En ce 25 octobre 2003, des dizaines de milliers de femmes et d’hommes manifestent aux Etats-Unis. Ils exigent que « Les troupes rentrent à la maison ». Ils expriment leur opposition à la politique conduite par l’administration Bush : une politique de guerre, d’occupation de l’Irak, de main basse sur l’Afghanistan ainsi que de soutien à Sharon dans son úuvre d’incarcération et de massacre du peuple Palestinien.
Les visages d’une politique impérialiste
Six mois après que l’administration Bush et que son auxiliaire le social-démocrate Blair ont proclamé la fin de la guerre, un bilan peut-être tiré.
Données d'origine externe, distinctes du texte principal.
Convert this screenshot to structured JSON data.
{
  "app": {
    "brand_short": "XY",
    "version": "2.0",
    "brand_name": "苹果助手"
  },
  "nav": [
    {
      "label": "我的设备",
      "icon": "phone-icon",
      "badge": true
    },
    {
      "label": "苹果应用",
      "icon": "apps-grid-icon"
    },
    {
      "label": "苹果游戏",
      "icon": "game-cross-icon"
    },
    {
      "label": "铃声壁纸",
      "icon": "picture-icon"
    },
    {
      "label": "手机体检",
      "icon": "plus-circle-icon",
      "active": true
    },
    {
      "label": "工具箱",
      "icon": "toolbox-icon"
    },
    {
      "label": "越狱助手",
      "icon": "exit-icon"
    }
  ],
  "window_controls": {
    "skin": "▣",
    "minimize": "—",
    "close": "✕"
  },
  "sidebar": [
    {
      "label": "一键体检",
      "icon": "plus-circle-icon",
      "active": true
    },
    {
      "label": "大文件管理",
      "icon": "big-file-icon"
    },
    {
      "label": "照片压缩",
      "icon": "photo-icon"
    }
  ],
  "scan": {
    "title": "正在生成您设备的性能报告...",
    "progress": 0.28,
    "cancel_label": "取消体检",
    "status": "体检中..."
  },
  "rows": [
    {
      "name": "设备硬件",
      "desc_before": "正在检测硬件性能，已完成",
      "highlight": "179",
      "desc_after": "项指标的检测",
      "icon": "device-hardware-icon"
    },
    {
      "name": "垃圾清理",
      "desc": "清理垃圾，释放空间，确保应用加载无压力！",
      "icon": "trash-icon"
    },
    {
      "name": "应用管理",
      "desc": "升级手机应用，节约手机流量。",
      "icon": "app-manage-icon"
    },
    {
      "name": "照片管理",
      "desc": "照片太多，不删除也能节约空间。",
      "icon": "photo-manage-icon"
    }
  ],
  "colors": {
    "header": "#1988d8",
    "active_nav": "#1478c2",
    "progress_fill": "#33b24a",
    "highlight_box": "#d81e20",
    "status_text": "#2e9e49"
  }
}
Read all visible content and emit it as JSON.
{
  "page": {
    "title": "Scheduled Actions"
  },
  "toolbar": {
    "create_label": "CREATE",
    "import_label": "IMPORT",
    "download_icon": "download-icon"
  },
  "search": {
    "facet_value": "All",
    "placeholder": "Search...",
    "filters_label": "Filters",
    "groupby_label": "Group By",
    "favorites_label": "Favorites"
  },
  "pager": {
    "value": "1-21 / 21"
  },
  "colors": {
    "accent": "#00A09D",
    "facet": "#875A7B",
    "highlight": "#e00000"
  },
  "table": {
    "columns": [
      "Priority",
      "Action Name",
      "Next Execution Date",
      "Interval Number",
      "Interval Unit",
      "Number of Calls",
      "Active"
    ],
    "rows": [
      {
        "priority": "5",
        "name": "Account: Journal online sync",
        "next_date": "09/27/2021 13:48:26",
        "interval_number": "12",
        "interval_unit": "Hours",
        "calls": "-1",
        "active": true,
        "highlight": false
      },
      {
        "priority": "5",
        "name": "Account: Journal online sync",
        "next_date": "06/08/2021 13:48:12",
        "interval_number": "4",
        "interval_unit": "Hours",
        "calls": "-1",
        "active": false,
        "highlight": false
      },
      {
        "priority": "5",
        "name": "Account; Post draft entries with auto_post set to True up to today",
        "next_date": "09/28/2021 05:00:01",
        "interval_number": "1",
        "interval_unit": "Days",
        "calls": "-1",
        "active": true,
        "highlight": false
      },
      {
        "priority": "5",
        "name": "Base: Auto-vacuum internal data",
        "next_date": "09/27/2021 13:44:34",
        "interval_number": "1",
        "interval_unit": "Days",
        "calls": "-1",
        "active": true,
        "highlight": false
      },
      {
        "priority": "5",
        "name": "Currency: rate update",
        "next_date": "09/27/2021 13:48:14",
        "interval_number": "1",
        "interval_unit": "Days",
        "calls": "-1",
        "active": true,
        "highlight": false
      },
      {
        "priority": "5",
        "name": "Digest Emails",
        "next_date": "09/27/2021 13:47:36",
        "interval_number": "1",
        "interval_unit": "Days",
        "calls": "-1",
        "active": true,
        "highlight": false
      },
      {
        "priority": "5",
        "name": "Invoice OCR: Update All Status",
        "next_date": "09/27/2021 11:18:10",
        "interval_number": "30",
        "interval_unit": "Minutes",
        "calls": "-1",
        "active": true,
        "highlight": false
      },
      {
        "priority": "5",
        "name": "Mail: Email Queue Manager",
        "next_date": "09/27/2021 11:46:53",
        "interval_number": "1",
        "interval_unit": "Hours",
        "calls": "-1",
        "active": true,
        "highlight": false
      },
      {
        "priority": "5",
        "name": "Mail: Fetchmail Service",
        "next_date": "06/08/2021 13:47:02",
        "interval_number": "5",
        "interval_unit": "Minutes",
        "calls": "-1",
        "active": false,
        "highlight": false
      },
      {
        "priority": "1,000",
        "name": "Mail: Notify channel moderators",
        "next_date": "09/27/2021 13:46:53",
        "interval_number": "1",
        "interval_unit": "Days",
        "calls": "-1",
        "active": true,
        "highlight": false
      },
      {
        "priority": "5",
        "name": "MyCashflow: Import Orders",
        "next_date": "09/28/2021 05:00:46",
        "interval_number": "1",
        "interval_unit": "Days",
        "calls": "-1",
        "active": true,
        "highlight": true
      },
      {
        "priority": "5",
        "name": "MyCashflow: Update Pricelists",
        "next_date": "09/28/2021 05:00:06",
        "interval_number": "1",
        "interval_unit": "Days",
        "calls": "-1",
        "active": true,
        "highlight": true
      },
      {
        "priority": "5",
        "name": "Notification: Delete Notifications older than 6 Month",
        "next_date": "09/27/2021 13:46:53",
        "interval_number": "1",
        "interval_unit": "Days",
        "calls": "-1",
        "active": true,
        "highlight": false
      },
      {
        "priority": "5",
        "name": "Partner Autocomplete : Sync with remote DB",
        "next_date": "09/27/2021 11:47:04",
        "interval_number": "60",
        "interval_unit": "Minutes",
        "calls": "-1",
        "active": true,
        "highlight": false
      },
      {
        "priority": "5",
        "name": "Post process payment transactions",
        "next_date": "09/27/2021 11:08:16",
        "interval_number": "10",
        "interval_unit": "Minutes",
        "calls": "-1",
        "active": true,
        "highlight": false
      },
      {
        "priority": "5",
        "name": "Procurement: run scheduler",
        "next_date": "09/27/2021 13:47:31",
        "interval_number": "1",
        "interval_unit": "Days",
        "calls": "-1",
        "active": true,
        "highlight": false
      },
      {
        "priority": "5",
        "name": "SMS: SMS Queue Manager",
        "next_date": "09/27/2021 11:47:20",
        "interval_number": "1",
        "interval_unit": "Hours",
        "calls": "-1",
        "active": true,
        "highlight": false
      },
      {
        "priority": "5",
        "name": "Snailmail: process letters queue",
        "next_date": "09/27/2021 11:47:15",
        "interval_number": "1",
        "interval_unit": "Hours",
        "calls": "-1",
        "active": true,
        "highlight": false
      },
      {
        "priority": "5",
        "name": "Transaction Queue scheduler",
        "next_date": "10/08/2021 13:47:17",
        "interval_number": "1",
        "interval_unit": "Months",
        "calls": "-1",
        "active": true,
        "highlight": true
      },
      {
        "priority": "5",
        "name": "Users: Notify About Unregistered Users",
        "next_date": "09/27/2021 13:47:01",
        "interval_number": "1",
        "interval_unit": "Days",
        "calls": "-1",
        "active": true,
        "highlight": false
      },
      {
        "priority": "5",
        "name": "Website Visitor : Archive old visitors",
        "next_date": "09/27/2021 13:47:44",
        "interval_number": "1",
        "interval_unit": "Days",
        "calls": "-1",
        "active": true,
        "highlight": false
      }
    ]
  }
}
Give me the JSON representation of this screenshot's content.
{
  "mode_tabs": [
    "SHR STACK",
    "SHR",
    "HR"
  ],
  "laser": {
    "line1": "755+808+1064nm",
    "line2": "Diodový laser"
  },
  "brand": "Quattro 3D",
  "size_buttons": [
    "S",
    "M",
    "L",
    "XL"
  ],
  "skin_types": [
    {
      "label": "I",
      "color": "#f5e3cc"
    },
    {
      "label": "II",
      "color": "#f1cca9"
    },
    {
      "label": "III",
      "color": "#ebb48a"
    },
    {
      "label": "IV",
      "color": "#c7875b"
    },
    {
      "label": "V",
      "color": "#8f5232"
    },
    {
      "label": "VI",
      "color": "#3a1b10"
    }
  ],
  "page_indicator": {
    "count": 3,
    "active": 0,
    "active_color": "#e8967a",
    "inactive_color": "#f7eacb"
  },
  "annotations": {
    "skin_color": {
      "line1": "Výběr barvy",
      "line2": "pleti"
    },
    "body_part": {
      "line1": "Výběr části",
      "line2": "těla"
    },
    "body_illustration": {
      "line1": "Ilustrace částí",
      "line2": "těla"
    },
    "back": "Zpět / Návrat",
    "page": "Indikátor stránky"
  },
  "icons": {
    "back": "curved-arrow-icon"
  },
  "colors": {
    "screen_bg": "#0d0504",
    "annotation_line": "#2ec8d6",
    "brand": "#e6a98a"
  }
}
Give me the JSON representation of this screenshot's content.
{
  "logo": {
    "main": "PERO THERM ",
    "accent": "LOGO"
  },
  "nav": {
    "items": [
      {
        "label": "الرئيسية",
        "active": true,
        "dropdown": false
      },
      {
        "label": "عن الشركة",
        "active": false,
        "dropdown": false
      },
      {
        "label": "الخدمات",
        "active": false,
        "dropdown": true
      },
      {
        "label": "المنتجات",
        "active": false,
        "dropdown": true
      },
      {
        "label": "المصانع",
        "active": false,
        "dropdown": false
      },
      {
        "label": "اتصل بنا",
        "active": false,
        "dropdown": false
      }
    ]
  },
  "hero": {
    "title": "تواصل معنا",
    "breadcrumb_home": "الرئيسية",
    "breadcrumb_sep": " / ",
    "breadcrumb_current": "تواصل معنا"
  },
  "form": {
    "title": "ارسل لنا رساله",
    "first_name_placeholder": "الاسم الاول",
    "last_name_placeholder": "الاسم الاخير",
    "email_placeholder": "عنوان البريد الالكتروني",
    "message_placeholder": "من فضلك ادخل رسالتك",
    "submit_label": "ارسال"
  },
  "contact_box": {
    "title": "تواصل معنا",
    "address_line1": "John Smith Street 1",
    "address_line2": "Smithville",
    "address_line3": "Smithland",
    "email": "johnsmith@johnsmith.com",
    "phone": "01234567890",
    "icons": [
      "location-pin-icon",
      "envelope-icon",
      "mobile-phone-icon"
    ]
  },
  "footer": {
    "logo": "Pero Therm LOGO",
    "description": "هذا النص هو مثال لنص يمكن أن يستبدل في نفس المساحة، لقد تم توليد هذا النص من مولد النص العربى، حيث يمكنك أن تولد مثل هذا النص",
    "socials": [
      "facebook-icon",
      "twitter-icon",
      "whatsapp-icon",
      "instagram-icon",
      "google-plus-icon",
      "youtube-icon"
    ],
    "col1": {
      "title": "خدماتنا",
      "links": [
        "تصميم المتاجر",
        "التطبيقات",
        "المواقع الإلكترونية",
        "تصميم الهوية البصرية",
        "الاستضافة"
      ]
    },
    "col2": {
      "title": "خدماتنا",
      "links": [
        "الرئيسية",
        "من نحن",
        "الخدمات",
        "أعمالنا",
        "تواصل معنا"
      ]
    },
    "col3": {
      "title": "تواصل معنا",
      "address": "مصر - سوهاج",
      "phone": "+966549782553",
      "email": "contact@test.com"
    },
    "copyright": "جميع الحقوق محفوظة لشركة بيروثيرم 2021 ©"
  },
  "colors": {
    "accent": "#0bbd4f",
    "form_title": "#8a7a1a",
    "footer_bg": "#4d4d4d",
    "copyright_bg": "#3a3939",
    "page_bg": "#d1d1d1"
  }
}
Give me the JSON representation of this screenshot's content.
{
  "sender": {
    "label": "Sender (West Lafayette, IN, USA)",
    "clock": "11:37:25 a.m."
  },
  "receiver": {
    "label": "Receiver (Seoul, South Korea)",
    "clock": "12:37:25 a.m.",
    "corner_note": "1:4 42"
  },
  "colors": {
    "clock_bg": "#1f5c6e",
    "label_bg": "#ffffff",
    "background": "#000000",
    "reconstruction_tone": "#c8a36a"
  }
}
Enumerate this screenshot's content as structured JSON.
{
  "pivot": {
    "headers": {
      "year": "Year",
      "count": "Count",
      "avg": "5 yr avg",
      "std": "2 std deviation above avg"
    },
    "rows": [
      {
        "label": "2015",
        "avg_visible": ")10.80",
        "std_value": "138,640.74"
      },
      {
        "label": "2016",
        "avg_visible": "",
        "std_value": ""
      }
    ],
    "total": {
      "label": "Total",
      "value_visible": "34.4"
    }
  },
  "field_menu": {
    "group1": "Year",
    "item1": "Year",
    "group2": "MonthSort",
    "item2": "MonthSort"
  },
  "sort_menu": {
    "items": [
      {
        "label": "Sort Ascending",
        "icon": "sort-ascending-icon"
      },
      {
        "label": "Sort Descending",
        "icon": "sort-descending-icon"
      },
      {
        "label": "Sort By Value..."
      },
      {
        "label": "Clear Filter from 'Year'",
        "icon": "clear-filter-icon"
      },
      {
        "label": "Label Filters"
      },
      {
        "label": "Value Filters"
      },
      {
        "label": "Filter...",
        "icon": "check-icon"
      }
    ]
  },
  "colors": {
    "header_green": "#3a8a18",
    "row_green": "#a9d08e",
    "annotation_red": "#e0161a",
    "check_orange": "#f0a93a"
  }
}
• Cette guerre " qui suivait un embargo meurtrier de plus de dix ans, présidé par l’ONU " a été déclenchée contre un des plus vastes mouvements populaires de protestation international de l’histoire. Dans un très grand nombre de pays, au Sud comme au Nord, une majorité de citoyens se prononçait contre la guerre.L’administration Bush n’y a pas prêté garde. Elle a obéi à ses mandants : les grandes sociétés de l’armement américaines, les géants du pétrole ou de la construction.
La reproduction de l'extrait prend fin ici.